Background: Walking speed strongly correlates with health outcomes, making accurate assessment essential for clinical evaluations. However, assessments tend to be conducted over short distances, often in a laboratory or clinical setting, and may not capture natural walking behavior. To address this gap, the following questions are investigated in this work: Is walking speed significantly influenced by the continuity and duration of a walking bout? Can preferred walking speed be inferred by grouping walking bouts using duration and continuity?
Methods: We collected two weeks of continuous data from fifteen healthy young adults using a thigh-worn accelerometer and a heart rate monitor. Walking strides were identified and grouped into walking periods. We quantified the duration and the continuity of each walking period. Continuity is used to parameterize changes in stepping rate related to pauses during a bout of walking. Finally, we analyzed the influence of duration and continuity on estimates of stride speed, and examined how the distribution of walking speed varies depending on different walking modes (defined by duration and continuity).
Results: We found that continuity and duration can be used to explain some of the variability in real-world walking speed (p<0.001). Speeds estimated from long continuous walks with many strides (42% of all recorded strides) had the lowest standard deviation. Walking speed during these bouts was 1.41ms-1 (SD = 0.26ms-1).

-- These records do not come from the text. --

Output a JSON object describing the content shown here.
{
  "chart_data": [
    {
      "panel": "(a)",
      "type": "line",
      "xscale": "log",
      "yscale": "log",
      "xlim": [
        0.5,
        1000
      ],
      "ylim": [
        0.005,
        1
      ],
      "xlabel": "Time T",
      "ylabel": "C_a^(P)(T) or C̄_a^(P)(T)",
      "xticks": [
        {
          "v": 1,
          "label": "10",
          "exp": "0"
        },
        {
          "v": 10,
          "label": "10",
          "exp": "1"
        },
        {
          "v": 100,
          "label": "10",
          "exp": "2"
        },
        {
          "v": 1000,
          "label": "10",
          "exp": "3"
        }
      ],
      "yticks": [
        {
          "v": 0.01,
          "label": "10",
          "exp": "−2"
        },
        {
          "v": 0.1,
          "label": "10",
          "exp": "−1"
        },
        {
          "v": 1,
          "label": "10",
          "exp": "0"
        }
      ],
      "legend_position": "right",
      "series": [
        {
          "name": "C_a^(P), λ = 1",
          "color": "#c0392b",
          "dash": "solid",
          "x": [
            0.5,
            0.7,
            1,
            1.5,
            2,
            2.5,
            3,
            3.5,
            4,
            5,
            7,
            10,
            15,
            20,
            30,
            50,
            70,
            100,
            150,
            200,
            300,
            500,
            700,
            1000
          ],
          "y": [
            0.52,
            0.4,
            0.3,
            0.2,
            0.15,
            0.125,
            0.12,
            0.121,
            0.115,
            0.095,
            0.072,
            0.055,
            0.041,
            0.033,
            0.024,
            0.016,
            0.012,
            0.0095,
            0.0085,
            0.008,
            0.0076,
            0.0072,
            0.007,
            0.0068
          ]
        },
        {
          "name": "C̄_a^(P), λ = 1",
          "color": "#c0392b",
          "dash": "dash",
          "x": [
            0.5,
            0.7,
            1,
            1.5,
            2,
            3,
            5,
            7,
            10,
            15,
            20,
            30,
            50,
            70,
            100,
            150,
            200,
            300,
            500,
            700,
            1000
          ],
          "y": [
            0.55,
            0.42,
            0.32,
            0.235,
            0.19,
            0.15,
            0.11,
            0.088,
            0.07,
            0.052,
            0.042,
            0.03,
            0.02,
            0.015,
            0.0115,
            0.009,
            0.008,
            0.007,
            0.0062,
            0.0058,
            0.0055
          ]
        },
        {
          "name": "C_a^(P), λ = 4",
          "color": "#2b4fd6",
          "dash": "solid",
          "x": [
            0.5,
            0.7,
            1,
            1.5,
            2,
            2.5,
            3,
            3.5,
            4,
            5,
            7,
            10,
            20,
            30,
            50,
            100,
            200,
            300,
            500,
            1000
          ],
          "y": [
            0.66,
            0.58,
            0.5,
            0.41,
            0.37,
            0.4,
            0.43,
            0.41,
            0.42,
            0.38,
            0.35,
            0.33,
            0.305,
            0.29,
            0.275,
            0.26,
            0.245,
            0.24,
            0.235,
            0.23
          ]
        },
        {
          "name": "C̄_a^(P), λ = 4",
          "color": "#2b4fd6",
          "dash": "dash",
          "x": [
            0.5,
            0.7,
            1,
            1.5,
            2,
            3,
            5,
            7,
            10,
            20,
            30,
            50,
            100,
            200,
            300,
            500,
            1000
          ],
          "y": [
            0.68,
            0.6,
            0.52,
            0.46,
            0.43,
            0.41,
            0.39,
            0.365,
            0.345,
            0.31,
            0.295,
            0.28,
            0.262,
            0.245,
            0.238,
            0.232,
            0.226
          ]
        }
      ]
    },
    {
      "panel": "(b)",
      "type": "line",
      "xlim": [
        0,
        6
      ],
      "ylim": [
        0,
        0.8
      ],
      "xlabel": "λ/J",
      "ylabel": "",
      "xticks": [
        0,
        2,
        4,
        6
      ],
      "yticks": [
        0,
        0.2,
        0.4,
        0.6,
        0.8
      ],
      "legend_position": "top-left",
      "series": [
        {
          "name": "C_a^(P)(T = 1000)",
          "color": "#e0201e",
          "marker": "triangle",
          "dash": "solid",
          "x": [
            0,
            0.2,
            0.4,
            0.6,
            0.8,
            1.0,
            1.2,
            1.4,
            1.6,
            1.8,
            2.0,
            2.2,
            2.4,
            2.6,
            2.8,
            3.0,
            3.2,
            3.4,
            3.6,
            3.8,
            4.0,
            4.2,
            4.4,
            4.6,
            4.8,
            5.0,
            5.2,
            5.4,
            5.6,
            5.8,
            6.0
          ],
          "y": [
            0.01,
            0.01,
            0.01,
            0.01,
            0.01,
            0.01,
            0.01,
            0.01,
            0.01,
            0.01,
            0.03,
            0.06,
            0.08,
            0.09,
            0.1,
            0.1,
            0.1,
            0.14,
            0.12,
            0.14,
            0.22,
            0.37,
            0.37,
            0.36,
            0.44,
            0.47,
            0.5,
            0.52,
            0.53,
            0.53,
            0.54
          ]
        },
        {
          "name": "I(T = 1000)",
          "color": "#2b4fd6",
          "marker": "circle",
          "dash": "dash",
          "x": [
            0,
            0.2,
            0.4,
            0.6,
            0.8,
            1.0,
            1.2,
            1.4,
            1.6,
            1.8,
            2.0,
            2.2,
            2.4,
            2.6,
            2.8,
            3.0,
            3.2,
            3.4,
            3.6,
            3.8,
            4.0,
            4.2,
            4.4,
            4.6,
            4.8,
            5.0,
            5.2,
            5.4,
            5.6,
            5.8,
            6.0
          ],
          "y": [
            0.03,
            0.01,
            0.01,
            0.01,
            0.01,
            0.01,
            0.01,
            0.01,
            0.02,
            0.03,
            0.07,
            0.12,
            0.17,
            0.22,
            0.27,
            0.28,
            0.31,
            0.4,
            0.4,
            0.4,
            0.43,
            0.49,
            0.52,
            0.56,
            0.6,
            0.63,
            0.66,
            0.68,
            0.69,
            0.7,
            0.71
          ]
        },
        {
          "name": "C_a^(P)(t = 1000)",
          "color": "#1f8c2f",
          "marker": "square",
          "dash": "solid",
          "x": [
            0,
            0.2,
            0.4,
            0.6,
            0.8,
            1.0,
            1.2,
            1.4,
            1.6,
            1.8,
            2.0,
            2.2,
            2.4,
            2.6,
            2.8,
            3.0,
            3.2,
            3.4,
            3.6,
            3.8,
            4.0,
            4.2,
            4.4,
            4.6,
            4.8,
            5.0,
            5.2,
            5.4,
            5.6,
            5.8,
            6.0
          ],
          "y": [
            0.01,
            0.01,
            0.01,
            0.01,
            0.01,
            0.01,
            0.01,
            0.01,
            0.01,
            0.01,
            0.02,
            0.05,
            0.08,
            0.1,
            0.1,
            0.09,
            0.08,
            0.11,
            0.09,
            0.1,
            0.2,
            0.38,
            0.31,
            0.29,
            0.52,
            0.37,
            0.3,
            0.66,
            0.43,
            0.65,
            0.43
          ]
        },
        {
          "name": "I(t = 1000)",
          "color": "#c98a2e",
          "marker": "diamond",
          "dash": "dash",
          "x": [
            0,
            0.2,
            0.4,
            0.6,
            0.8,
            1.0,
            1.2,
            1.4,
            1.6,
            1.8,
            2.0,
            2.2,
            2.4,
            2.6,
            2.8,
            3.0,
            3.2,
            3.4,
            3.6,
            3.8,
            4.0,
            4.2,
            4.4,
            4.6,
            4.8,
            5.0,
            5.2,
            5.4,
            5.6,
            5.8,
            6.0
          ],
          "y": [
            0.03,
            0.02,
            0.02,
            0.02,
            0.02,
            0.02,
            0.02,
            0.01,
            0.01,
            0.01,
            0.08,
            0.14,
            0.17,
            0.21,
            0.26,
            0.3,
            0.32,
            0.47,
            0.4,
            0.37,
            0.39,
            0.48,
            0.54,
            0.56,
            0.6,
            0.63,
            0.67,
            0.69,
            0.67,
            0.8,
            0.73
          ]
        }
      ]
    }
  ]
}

Significance: Walking behavior in the real world is largely variable. Features of real-world walks, like duration and continuity, can be used to explain some of the variability observed in walking speed. As such, we recommend using long continuous walks to confidently isolate the preferred walking behavior of an individual.
Keywords: Accelerometer; Gait variability; Locomotion; Preferred walking speed; Wearable sensors.